1. What is empathy? What is compassion? When have you felt empathy and/or compassion for something or someone? What provoked this feeling in you? Did you do anything as a result?
2. What does “universe of responsibility” mean? What individuals and groups do you include in your universe of responsibility? Why? How does your universe of responsibility influence the choices you make about how to treat others?
3. Philosopher John Ruskin said, "What we think or what we know or what we believe is, in the end, of little consequence. The only consequence is what we do." How might Nicholas Kristof respond to Ruskin’s argument? What do you think of this statement?
4. Historian Leni Yahil divides knowledge into three parts: receipt of information, acknowledgment of information, and action based on that information.
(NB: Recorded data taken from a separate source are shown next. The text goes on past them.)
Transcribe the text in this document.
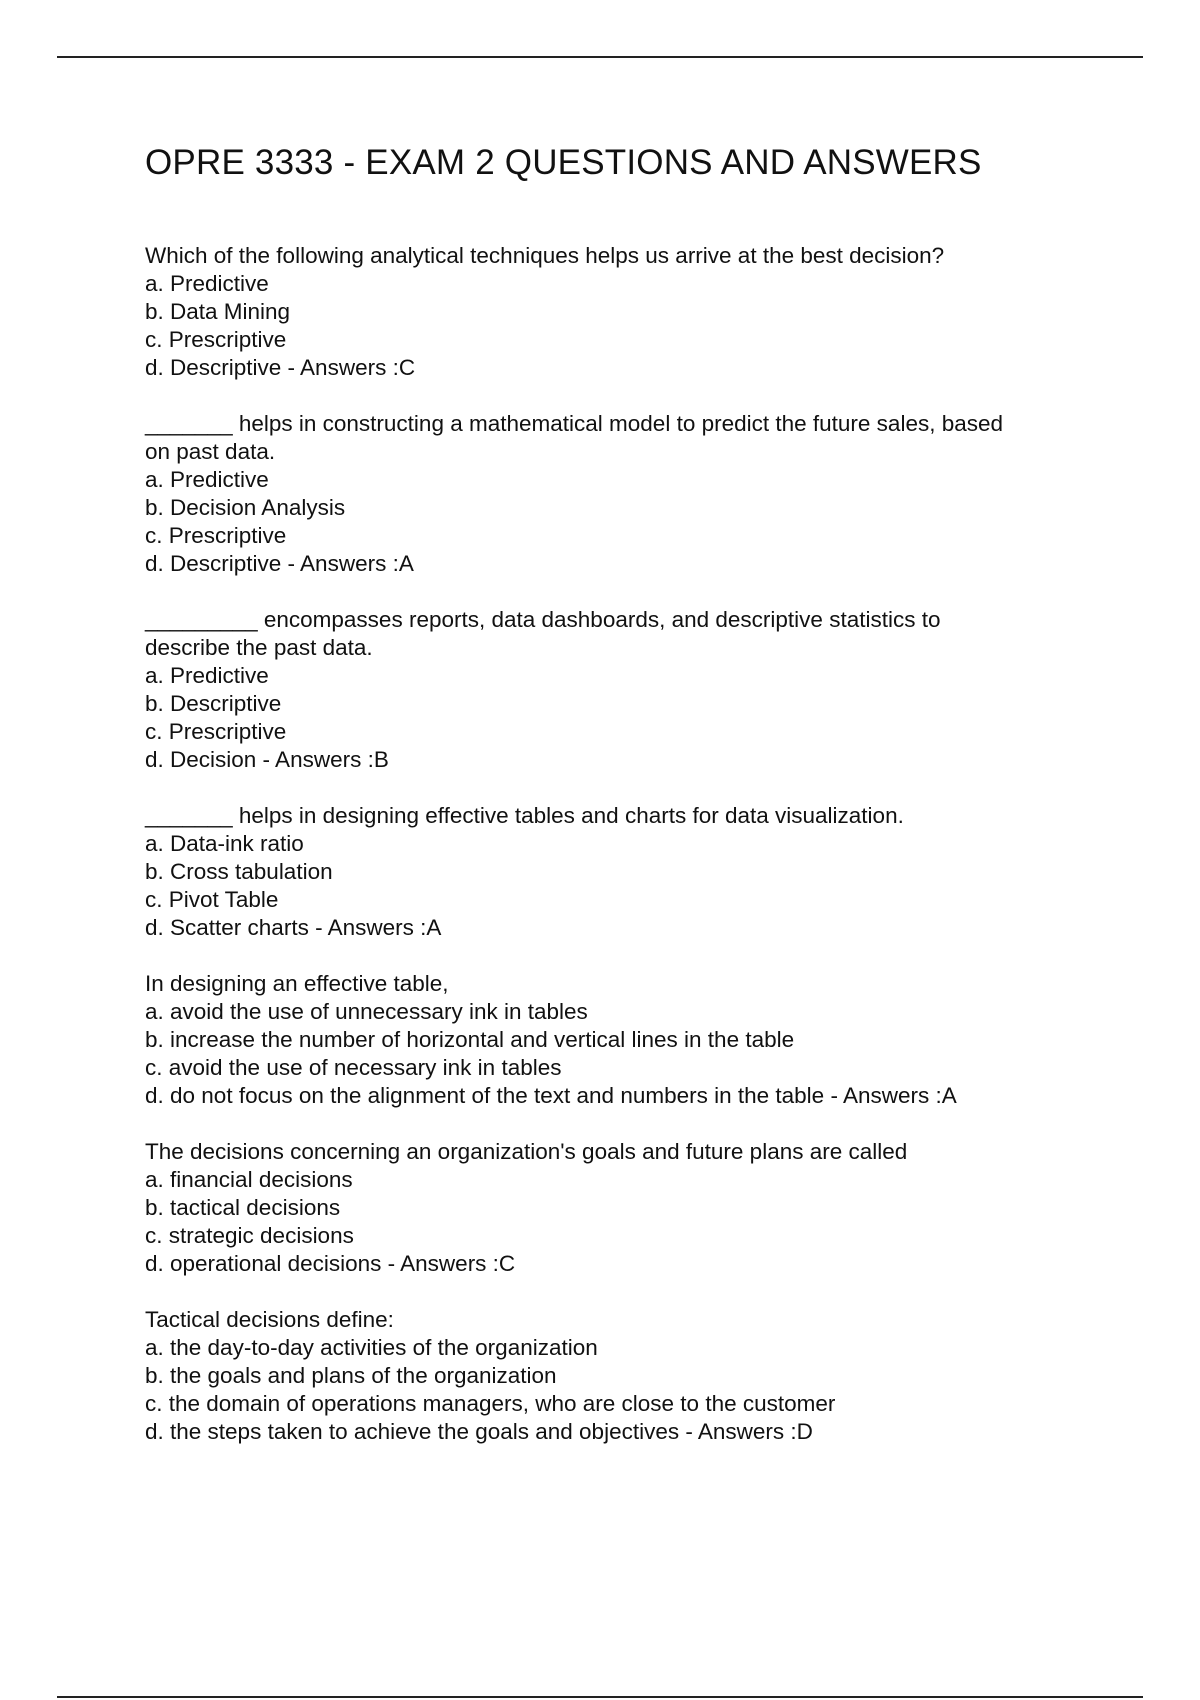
OPRE 3333 - EXAM 2 QUESTIONS AND ANSWERS

Which of the following analytical techniques helps us arrive at the best decision?

a. Predictive

b. Data Mining

c. Prescriptive

d. Descriptive - Answers :C

_______ helps in constructing a mathematical model to predict the future sales, based

on past data.

a. Predictive

b. Decision Analysis

c. Prescriptive

d. Descriptive - Answers :A

_________ encompasses reports, data dashboards, and descriptive statistics to

describe the past data.

a. Predictive

b. Descriptive

c. Prescriptive

d. Decision - Answers :B

_______ helps in designing effective tables and charts for data visualization.

a. Data-ink ratio

b. Cross tabulation

c. Pivot Table

d. Scatter charts - Answers :A

In designing an effective table,

a. avoid the use of unnecessary ink in tables

b. increase the number of horizontal and vertical lines in the table

c. avoid the use of necessary ink in tables

d. do not focus on the alignment of the text and numbers in the table - Answers :A

The decisions concerning an organization's goals and future plans are called

a. financial decisions

b. tactical decisions

c. strategic decisions

d. operational decisions - Answers :C

Tactical decisions define:

a. the day-to-day activities of the organization

b. the goals and plans of the organization

c. the domain of operations managers, who are close to the customer

d. the steps taken to achieve the goals and objectives - Answers :D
How does Yahil's division of knowledge apply to the way people have responded to more recent humanitarian crises, such as the genocide in Darfur? What do they think can be done, if anything, to move people from receiving information to acting on that information? How would Nicholas Kristof and Paul Slovic answer this question?
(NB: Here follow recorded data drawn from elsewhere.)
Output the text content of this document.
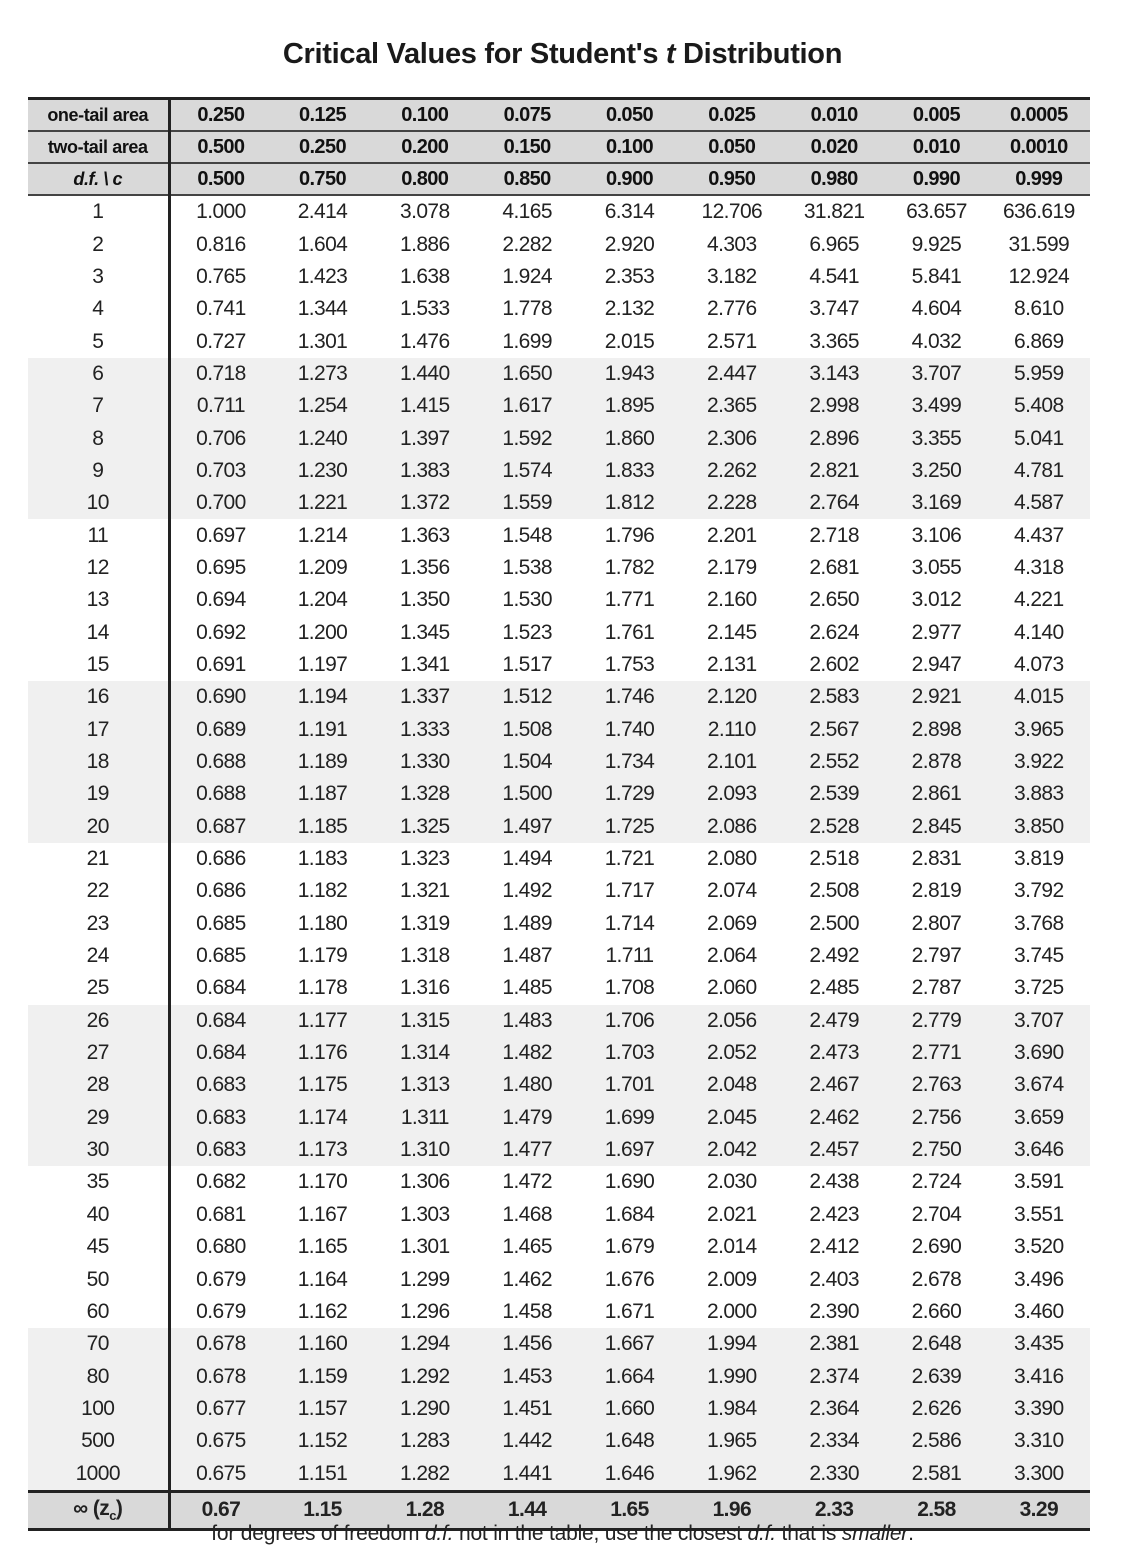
Critical Values for Student's t Distribution
one-tail area	0.250	0.125	0.100	0.075	0.050	0.025	0.010	0.005	0.0005
two-tail area	0.500	0.250	0.200	0.150	0.100	0.050	0.020	0.010	0.0010
d.f. \ c	0.500	0.750	0.800	0.850	0.900	0.950	0.980	0.990	0.999
1	1.000	2.414	3.078	4.165	6.314	12.706	31.821	63.657	636.619
2	0.816	1.604	1.886	2.282	2.920	4.303	6.965	9.925	31.599
3	0.765	1.423	1.638	1.924	2.353	3.182	4.541	5.841	12.924
4	0.741	1.344	1.533	1.778	2.132	2.776	3.747	4.604	8.610
5	0.727	1.301	1.476	1.699	2.015	2.571	3.365	4.032	6.869
6	0.718	1.273	1.440	1.650	1.943	2.447	3.143	3.707	5.959
7	0.711	1.254	1.415	1.617	1.895	2.365	2.998	3.499	5.408
8	0.706	1.240	1.397	1.592	1.860	2.306	2.896	3.355	5.041
9	0.703	1.230	1.383	1.574	1.833	2.262	2.821	3.250	4.781
10	0.700	1.221	1.372	1.559	1.812	2.228	2.764	3.169	4.587
11	0.697	1.214	1.363	1.548	1.796	2.201	2.718	3.106	4.437
12	0.695	1.209	1.356	1.538	1.782	2.179	2.681	3.055	4.318
13	0.694	1.204	1.350	1.530	1.771	2.160	2.650	3.012	4.221
14	0.692	1.200	1.345	1.523	1.761	2.145	2.624	2.977	4.140
15	0.691	1.197	1.341	1.517	1.753	2.131	2.602	2.947	4.073
16	0.690	1.194	1.337	1.512	1.746	2.120	2.583	2.921	4.015
17	0.689	1.191	1.333	1.508	1.740	2.110	2.567	2.898	3.965
18	0.688	1.189	1.330	1.504	1.734	2.101	2.552	2.878	3.922
19	0.688	1.187	1.328	1.500	1.729	2.093	2.539	2.861	3.883
20	0.687	1.185	1.325	1.497	1.725	2.086	2.528	2.845	3.850
21	0.686	1.183	1.323	1.494	1.721	2.080	2.518	2.831	3.819
22	0.686	1.182	1.321	1.492	1.717	2.074	2.508	2.819	3.792
23	0.685	1.180	1.319	1.489	1.714	2.069	2.500	2.807	3.768
24	0.685	1.179	1.318	1.487	1.711	2.064	2.492	2.797	3.745
25	0.684	1.178	1.316	1.485	1.708	2.060	2.485	2.787	3.725
26	0.684	1.177	1.315	1.483	1.706	2.056	2.479	2.779	3.707
27	0.684	1.176	1.314	1.482	1.703	2.052	2.473	2.771	3.690
28	0.683	1.175	1.313	1.480	1.701	2.048	2.467	2.763	3.674
29	0.683	1.174	1.311	1.479	1.699	2.045	2.462	2.756	3.659
30	0.683	1.173	1.310	1.477	1.697	2.042	2.457	2.750	3.646
35	0.682	1.170	1.306	1.472	1.690	2.030	2.438	2.724	3.591
40	0.681	1.167	1.303	1.468	1.684	2.021	2.423	2.704	3.551
45	0.680	1.165	1.301	1.465	1.679	2.014	2.412	2.690	3.520
50	0.679	1.164	1.299	1.462	1.676	2.009	2.403	2.678	3.496
60	0.679	1.162	1.296	1.458	1.671	2.000	2.390	2.660	3.460
70	0.678	1.160	1.294	1.456	1.667	1.994	2.381	2.648	3.435
80	0.678	1.159	1.292	1.453	1.664	1.990	2.374	2.639	3.416
100	0.677	1.157	1.290	1.451	1.660	1.984	2.364	2.626	3.390
500	0.675	1.152	1.283	1.442	1.648	1.965	2.334	2.586	3.310
1000	0.675	1.151	1.282	1.441	1.646	1.962	2.330	2.581	3.300
∞ $(z_c)$	0.67	1.15	1.28	1.44	1.65	1.96	2.33	2.58	3.29
for degrees of freedom d.f. not in the table, use the closest d.f. that is smaller.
5. What is psychic numbing? Under what conditions is psychic numbing helpful? Under what conditions is psychic numbing harmful? Identify a time when you may have experienced psychic numbing—when you may have felt numb to disturbing information and images. Why do you think you felt numb to this information? What could have been done, if anything, to get you to pay thoughtful attention to this information?
6. According to researcher Paul Slovic, studies show that people are more likely to help one person than many people. How do your observations and experiences support and/or refute Slovic’s findings? According to Paul Slovic and Nicholas Kristof, what galvanizes people to take action on behalf of others? Think about a time when you were motivated to help someone else. What inspired these actions? Based on your own experiences and on research about human behavior, what are five possible ways to galvanize the public to take action on behalf of others?
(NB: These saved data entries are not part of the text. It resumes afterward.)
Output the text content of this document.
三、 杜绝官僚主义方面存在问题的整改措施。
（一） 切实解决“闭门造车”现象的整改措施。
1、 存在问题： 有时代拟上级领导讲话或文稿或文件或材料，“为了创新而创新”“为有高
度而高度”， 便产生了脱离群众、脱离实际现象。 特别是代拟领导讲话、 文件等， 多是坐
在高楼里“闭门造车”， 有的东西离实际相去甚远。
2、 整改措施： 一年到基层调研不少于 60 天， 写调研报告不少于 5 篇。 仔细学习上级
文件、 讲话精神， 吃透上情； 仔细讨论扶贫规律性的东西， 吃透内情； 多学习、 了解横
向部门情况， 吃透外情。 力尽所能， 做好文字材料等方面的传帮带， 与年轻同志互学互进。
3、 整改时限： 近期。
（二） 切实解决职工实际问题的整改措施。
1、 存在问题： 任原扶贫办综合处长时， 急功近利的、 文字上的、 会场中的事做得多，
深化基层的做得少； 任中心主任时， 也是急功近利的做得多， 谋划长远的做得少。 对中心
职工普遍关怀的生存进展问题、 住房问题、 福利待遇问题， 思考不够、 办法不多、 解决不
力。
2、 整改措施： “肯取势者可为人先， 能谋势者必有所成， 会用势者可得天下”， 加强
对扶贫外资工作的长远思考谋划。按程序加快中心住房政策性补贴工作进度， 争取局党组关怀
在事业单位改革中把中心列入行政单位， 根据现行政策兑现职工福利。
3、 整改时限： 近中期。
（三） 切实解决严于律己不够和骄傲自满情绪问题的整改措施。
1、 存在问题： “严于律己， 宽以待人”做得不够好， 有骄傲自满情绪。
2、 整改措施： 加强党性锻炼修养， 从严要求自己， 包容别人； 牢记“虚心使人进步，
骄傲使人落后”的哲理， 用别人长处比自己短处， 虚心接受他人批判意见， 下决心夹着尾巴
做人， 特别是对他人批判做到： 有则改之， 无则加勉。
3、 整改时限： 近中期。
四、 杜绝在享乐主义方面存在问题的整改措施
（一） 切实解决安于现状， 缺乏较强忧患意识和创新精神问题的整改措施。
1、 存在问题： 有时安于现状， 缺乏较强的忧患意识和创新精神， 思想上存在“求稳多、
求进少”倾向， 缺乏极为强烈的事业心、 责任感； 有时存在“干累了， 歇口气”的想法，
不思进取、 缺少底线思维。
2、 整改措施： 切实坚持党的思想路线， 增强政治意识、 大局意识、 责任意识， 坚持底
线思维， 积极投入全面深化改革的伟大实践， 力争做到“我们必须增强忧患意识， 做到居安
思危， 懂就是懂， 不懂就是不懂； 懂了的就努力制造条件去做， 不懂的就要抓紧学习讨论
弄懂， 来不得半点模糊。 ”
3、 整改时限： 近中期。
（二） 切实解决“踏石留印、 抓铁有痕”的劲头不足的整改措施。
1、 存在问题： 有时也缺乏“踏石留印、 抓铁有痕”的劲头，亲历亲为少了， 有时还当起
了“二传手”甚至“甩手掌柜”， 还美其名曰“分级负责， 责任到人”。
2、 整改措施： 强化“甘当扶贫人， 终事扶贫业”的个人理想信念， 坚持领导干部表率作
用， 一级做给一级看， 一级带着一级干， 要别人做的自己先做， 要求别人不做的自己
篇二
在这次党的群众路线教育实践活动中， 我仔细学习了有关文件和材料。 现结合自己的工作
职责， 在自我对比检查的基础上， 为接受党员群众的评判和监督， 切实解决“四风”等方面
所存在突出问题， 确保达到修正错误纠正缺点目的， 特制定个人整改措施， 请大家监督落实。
7. When suggesting what is needed to prevent genocide and mass murder, Nicholas Kristof writes, “Maybe what we need isn’t better laws but more troubled consciences.” On the other hand, Paul Slovic argues that “we cannot depend only upon our moral feelings to motivate us to take proper actions against genocide.” He recommends stronger international laws to prevent and stop large-scale acts of violence. What is the relationship between compassion and law? How can empathy (“moral feelings”) and laws be used together to prevent genocide?
8. What has motivated you to feel empathy or compassion for others? In her book High Tide in Tucson (1996), Barbara Kingsolver highlights how art, especially storytelling, can be used to get people to care about others. She writes:
The power of fiction is to create empathy. It lifts you away from your chair and stuffs you gently down inside someone else's point of view. . . . A newspaper could tell you that one hundred people, say, in an airplane, or in Israel, or in Iraq, have died today. And you can think to yourself, "How very sad," then turn the page and see how the Wildcats fared. But a novel could take just one of those hundred lives and show you exactly how it felt to be that person rising from bed in the morning, watching the desert light on the tile of her doorway and on the curve of her daughter's cheek. You could taste that person's breakfast, and love her family, and sort through her worries as your own, and know that a death in that household will be the end of the only life that someone will ever have. As important as yours. As important as mine. . . . Art is the antidote that can call us back from the edge of numbness, restoring the ability to feel for another.1
To what extent do you agree with Kingsolver’s statement? When has art—a movie, play, story, song, painting, etc.—ever motivated you to feel compassion for someone else? Why do you think this piece had this effect on you?
1Barbara Kingsolver, High Tide in Tucson: Essays from Now or Never, (New York, Harper Perennial, 1996), 232.